Older people are at most risk for aspiration pneumonia, particularly those with a history of stroke, seizures, lung disease, dental problems or eating difficulties. The presence of gastroesophageal reflux disease and heartburn also increase the risk of acquiring aspiration pneumonia, states Healthline.
Aspiration pneumonia occurs when foreign substances, such as food, saliva or vomit, are pulled into the lungs or airways, explains MedlinePlus. Its symptoms include chest pain, shortness of breath fatigue, fever and dysphagia. Individuals with aspiration pneumonia may also exhibit wheezing, excessive sweating and a bluish discoloration of the skin.
Chronic diseases, such as asthma, heart disease or chronic obstructive pulmonary disease, also predispose a person to aspiration pneumonia, states Mayo Clinic. Individuals with a suppressed or weakened immune system are more likely to develop the disease. Smoking likewise increases the risk of pneumonia.
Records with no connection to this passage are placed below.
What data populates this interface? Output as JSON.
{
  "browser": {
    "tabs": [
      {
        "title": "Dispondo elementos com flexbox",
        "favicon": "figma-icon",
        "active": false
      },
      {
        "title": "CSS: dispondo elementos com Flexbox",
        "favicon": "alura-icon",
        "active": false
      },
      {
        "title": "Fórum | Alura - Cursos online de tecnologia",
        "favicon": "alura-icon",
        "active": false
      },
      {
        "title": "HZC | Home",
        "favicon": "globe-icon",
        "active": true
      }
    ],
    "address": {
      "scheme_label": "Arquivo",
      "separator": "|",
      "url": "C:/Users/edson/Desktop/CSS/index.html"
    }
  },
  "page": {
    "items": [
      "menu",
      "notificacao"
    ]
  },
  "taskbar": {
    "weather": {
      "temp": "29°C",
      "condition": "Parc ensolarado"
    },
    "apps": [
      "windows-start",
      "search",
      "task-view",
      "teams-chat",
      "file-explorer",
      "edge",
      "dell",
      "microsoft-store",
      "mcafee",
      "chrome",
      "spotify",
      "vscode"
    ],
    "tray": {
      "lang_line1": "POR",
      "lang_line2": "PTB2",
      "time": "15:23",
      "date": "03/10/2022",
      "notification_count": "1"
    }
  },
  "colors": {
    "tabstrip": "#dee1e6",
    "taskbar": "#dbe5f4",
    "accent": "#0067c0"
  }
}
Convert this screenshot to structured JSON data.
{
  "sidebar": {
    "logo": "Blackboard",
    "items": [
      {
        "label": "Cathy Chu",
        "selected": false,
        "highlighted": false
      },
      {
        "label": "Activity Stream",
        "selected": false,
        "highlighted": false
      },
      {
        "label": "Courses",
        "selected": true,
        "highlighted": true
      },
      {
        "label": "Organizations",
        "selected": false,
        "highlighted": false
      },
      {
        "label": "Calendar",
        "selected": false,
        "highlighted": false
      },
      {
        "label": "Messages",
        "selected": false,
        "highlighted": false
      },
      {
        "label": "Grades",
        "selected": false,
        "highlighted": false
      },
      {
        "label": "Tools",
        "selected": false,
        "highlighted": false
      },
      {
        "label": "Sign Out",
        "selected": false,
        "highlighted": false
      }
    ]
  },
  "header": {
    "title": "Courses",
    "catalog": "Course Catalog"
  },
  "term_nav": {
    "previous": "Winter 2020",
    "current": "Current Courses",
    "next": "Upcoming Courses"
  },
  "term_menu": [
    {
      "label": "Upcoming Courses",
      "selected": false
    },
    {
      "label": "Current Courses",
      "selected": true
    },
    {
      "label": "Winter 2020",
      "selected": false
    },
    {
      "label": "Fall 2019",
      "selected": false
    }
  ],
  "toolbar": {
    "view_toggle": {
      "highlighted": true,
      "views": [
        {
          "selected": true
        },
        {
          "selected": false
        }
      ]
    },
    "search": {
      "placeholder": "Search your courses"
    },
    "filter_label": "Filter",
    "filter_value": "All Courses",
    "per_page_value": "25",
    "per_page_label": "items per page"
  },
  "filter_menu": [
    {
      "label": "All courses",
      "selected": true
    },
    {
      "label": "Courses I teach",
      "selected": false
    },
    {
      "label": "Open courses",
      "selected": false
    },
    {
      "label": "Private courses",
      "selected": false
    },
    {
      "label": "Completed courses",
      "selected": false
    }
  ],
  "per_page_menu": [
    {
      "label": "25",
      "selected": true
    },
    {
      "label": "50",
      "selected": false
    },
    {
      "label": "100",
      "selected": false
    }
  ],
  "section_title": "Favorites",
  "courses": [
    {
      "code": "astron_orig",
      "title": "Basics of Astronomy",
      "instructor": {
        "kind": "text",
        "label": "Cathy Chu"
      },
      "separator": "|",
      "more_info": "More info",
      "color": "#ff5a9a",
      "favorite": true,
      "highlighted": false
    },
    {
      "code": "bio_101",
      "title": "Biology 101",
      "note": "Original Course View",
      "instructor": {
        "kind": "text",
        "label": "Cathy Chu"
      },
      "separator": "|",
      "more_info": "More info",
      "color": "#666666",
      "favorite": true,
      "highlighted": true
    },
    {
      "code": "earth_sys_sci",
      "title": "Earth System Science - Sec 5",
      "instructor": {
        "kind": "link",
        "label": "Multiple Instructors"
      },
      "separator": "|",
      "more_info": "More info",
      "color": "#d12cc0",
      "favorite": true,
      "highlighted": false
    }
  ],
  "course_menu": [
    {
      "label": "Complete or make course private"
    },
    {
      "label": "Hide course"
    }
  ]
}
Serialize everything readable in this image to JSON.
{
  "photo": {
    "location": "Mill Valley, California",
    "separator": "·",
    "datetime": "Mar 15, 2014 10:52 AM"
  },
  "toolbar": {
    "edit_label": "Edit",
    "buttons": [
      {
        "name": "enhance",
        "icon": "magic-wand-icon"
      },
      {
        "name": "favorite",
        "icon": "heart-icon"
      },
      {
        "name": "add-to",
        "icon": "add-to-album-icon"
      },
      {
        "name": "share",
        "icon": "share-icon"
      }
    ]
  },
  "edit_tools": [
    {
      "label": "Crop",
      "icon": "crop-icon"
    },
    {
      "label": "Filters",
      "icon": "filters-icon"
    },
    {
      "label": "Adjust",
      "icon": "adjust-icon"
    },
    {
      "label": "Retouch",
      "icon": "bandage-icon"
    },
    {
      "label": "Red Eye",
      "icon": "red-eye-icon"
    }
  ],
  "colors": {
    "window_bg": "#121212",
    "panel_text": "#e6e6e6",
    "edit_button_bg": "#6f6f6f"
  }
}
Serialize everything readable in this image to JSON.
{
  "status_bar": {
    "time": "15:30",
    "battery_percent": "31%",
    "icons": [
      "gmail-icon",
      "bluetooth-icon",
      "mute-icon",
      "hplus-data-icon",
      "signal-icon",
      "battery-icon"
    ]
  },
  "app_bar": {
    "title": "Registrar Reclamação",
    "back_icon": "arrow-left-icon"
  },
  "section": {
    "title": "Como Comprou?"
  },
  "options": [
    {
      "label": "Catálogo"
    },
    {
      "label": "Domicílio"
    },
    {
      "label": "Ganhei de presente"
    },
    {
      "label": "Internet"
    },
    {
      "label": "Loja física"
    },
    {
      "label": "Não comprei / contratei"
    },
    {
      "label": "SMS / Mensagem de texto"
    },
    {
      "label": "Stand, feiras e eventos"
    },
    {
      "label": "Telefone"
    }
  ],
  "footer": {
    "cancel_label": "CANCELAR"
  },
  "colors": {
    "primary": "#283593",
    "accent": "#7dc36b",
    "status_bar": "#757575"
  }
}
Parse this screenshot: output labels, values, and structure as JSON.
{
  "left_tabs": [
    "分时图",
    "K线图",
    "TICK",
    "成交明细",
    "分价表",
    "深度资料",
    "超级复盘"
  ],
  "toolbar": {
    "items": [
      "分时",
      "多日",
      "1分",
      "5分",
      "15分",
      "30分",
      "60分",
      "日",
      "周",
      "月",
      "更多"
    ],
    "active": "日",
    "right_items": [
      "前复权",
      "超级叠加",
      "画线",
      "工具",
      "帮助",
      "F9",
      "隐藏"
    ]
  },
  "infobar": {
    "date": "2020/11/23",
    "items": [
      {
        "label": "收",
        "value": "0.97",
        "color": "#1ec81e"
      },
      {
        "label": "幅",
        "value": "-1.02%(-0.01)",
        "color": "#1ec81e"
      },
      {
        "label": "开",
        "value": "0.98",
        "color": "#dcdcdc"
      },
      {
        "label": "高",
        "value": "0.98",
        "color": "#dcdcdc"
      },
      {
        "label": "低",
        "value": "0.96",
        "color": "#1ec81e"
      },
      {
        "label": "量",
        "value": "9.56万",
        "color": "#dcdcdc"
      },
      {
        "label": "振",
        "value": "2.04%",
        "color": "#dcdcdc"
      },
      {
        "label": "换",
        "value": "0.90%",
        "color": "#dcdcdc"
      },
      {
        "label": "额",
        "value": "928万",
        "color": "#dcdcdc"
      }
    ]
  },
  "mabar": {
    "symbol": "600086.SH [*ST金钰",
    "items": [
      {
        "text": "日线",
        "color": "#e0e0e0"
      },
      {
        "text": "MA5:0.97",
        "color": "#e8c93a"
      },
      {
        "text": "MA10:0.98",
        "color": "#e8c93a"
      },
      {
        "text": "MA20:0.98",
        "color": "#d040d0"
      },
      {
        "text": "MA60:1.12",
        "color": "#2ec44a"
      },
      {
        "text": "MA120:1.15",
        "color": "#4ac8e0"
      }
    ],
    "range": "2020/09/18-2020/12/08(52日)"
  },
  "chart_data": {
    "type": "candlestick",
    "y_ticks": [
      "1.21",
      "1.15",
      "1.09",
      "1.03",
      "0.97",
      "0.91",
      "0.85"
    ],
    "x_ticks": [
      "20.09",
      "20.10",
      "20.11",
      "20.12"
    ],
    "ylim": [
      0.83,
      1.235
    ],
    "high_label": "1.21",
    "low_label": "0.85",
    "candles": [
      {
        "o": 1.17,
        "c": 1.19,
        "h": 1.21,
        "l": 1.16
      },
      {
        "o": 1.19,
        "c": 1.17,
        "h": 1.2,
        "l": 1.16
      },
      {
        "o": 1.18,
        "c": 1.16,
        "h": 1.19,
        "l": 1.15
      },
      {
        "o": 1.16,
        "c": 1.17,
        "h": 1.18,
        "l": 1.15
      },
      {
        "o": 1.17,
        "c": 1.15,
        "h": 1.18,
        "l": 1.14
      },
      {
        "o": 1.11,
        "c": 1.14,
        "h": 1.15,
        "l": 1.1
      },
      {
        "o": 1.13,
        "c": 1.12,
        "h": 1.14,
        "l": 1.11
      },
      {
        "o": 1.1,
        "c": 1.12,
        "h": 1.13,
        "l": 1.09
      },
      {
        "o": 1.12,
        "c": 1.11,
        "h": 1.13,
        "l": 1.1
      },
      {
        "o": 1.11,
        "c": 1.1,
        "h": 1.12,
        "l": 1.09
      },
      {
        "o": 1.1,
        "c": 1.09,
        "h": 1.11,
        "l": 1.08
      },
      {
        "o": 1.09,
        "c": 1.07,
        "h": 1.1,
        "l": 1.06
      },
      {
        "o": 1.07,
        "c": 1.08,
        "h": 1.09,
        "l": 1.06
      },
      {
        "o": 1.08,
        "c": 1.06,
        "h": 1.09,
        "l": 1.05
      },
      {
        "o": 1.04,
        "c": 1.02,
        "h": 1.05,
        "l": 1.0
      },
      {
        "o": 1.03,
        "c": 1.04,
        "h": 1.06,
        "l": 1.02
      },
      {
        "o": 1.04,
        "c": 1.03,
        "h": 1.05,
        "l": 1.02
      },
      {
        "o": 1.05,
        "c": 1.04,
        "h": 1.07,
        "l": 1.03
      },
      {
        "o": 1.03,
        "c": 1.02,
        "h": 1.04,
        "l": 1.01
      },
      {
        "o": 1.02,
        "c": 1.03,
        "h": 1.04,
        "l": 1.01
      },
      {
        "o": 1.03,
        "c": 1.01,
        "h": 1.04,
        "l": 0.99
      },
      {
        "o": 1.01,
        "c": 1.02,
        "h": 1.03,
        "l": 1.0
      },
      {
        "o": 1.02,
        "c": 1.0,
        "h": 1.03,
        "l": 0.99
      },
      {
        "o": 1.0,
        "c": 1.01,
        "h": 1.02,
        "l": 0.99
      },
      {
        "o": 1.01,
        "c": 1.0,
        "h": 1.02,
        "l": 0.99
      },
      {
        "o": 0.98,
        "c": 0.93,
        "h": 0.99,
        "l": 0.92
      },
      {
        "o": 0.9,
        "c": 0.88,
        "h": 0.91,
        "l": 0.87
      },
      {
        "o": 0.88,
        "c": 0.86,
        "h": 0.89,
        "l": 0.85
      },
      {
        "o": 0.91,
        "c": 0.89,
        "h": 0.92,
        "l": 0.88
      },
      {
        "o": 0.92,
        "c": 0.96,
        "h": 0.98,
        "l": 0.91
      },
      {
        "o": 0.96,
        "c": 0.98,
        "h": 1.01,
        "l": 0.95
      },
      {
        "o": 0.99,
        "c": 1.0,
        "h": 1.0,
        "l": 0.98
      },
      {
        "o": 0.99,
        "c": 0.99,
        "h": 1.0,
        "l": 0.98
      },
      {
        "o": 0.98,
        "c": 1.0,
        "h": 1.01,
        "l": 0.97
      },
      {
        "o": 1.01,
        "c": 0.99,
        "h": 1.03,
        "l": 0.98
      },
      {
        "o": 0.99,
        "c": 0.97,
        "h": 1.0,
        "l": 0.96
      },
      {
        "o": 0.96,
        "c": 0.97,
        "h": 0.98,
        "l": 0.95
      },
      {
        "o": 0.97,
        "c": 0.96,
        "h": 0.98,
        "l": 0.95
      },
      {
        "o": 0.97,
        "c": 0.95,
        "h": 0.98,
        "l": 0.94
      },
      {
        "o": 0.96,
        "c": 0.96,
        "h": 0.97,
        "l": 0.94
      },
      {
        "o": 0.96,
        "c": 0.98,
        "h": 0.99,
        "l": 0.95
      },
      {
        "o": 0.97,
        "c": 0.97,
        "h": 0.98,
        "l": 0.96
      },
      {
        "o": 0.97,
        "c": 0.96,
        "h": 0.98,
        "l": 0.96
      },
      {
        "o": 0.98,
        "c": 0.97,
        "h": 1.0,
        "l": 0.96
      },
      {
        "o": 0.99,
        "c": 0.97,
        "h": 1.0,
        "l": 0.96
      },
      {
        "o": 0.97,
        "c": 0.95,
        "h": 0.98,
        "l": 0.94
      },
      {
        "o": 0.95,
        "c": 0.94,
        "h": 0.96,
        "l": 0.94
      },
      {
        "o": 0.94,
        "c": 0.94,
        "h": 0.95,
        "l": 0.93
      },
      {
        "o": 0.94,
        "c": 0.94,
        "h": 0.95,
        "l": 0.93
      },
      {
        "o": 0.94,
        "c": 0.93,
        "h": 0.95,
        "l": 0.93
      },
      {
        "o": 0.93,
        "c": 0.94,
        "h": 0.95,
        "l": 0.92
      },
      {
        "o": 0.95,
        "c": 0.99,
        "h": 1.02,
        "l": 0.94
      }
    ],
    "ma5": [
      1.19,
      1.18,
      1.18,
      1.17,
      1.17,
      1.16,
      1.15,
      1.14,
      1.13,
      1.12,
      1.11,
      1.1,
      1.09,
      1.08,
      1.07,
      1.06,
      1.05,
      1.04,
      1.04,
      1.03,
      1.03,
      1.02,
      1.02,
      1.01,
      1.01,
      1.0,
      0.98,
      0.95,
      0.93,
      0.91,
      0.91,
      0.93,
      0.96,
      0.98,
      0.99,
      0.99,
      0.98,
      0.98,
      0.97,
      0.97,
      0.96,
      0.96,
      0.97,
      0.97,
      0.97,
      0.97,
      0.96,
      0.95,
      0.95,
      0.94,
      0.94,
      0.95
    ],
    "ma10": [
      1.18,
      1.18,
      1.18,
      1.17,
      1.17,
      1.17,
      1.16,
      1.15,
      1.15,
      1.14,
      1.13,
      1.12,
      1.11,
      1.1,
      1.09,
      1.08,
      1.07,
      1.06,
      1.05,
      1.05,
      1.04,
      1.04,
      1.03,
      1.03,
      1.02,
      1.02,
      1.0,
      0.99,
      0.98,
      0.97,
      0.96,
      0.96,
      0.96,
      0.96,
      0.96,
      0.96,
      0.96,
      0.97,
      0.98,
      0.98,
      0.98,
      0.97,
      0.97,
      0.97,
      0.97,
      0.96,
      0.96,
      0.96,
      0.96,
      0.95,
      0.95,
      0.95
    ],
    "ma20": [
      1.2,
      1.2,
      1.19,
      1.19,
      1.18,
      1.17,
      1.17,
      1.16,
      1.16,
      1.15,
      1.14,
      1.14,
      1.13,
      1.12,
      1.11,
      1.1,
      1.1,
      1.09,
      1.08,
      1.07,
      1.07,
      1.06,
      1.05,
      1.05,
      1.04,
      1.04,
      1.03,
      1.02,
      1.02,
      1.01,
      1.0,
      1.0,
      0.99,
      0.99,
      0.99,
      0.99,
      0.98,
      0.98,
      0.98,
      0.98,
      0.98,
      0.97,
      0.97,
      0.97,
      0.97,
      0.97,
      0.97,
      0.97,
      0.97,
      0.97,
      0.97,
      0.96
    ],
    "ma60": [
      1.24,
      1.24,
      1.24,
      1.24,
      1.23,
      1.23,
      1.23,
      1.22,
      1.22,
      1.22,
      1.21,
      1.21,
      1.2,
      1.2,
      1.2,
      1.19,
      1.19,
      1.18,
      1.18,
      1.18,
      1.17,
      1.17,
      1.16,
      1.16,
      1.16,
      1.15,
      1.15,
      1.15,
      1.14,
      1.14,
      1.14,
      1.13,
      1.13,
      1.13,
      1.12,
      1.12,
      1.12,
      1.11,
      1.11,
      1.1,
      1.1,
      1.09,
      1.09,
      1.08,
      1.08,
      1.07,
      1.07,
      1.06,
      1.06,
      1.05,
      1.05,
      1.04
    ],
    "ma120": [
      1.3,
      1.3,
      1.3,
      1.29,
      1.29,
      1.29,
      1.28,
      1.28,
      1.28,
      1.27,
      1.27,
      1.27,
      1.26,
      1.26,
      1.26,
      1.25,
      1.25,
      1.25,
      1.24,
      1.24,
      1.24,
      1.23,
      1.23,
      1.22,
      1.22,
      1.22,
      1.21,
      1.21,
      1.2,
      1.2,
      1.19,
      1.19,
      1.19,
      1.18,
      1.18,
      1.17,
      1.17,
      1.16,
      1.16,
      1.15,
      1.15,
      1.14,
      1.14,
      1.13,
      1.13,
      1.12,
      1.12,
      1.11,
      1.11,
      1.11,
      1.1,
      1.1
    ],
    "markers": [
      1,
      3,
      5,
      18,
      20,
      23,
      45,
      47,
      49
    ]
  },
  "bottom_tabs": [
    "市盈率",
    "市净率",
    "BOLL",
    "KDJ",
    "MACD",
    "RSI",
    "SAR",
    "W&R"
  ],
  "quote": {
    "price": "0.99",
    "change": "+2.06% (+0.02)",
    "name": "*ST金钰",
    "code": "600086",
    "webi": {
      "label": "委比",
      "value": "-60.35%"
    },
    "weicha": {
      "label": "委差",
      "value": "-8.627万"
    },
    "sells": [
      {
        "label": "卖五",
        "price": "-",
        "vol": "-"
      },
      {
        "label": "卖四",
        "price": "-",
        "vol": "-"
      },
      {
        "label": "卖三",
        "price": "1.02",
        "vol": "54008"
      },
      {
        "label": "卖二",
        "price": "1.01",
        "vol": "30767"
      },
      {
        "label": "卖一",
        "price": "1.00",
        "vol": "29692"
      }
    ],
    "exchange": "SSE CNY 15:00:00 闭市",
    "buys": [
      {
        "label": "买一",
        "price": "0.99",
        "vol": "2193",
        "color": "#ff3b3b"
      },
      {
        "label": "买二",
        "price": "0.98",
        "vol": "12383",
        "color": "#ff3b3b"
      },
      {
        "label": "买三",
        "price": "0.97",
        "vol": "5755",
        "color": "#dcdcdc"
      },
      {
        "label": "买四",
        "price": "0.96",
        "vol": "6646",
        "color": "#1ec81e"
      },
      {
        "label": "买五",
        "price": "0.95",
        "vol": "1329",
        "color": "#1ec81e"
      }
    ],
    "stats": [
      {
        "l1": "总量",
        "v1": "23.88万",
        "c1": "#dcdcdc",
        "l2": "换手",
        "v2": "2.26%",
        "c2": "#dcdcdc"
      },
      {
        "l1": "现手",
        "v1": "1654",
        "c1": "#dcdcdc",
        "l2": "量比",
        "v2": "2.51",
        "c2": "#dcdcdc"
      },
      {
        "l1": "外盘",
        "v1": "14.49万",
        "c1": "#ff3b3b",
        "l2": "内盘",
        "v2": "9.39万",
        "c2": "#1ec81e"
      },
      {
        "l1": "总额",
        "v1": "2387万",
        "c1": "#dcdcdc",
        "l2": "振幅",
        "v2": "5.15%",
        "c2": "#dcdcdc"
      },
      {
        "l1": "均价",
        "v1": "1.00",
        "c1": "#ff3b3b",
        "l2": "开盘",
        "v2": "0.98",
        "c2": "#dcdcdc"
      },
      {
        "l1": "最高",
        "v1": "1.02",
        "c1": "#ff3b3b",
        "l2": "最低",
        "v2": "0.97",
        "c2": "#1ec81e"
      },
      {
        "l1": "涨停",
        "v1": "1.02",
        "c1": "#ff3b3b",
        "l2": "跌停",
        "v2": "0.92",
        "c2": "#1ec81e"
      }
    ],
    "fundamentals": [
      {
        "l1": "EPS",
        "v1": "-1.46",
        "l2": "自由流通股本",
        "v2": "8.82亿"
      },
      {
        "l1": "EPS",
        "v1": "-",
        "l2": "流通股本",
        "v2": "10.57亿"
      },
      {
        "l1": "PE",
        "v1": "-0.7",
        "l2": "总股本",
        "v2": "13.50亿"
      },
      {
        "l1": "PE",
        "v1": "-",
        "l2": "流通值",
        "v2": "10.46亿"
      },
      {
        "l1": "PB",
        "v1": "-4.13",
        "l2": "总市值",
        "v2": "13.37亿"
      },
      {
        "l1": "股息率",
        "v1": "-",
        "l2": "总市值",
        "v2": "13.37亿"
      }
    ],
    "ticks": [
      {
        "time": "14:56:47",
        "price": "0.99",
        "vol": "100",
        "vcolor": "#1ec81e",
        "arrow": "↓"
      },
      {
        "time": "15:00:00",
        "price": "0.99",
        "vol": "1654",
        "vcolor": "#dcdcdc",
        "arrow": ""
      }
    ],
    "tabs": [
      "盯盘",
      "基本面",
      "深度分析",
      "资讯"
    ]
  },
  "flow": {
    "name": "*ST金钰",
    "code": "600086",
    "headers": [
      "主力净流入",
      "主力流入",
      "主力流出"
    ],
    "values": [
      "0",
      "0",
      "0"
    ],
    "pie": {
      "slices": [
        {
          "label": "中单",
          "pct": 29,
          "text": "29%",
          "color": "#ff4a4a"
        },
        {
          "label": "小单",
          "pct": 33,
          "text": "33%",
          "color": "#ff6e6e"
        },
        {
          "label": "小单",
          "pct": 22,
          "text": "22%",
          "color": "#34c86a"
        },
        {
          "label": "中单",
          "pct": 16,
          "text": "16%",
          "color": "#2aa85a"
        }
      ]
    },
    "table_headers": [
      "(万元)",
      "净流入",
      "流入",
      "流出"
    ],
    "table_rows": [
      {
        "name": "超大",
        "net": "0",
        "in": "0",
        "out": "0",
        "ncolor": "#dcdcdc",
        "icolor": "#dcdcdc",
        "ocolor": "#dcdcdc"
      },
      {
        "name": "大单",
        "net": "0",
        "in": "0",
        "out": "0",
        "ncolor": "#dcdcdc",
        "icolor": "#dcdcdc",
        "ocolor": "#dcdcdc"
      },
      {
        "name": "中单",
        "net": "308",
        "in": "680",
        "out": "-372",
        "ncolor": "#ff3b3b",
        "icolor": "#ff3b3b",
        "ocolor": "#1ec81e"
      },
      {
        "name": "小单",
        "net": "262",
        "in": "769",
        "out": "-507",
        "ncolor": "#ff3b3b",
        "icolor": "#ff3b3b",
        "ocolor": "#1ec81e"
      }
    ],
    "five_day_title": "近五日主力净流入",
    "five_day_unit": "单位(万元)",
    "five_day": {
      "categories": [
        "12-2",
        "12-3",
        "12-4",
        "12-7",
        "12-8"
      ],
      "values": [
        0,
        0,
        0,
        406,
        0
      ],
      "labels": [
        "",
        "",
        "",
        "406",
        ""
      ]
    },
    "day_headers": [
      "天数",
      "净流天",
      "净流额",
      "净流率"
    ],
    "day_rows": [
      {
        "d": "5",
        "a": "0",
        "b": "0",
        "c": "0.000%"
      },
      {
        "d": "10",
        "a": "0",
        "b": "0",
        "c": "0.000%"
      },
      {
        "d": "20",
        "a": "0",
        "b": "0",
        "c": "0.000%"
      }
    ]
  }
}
Conditions that reduce a person’s consciousness or weaken the gag reflex are also associated with the development of aspiration pneumonia. Individuals who are under general anaesthesia are at an increased risk of acquiring the disease as well. It is also most likely to develop in individuals who are in a coma, explains MedlinePlus.
People with aspiration pneumonia commonly receive antibiotics, notes MedlinePlus. Depending on the severity of the disease, hospitalisation may be required. A ventilator may also be needed to help individuals who experience breathing difficulties.